US 12,034,724 B2
Adverse user behavior detection and mitigation
Kristopher Aaron Makey, Kirkland, WA (US); Alexis Descre, Seattle, WA (US); Donald T. Sprague, Seattle, WA (US); William Sean Sheehan, Seattle, WA (US); Warren Michael Alpert, Cambridge, MA (US); Robert Mitchell Smith, Seattle, WA (US); and Arnav Kumar Agrawal, Bellevue, WA (US)
Assigned to Microsoft Technology Licensing, LLC, Redmond, WA (US)
Filed by Microsoft Technology Licensing LLC, Redmond, WA (US)
Filed on Nov. 4, 2020, as Appl. No. 17/089,336.
Prior Publication US 2022/0141223 A1, May 5, 2022
Int. Cl. H04L 9/40 (2022.01); G06Q 50/00 (2012.01)

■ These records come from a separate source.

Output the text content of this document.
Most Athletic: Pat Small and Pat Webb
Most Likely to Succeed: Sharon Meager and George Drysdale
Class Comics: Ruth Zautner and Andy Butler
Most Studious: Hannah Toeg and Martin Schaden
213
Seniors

CPC H04L 63/10 (2013.01) [G06Q 50/01 (2013.01); H04L 63/1425 (2013.01)] 13 Claims
OG exemplary drawing
 
1. A system comprising:
at least one processor; and
memory storing instructions that, when executed by the at least one processor, causes the system to perform a set of operations, the set of operations comprising:
receiving a request to follow a target user account of a social platform, wherein the request is associated with a requesting user account;
evaluating a trust metric associated with the requesting user account based on a threshold to determine whether the requesting user account is a trusted user account of the social platform, wherein the trust metric corresponds to a set of signals associated with the requesting user account;
when it is determined that the requesting user account is a trusted user account, adding the requesting user account to a set of followers of the target user account; and
when it is determined that the requesting user account is not a trusted user account, updating a buffer data structure based on the request to follow the target user account, wherein the buffer data structure is different than the set of followers of the target user account, thereby buffering the request to follow the target user account.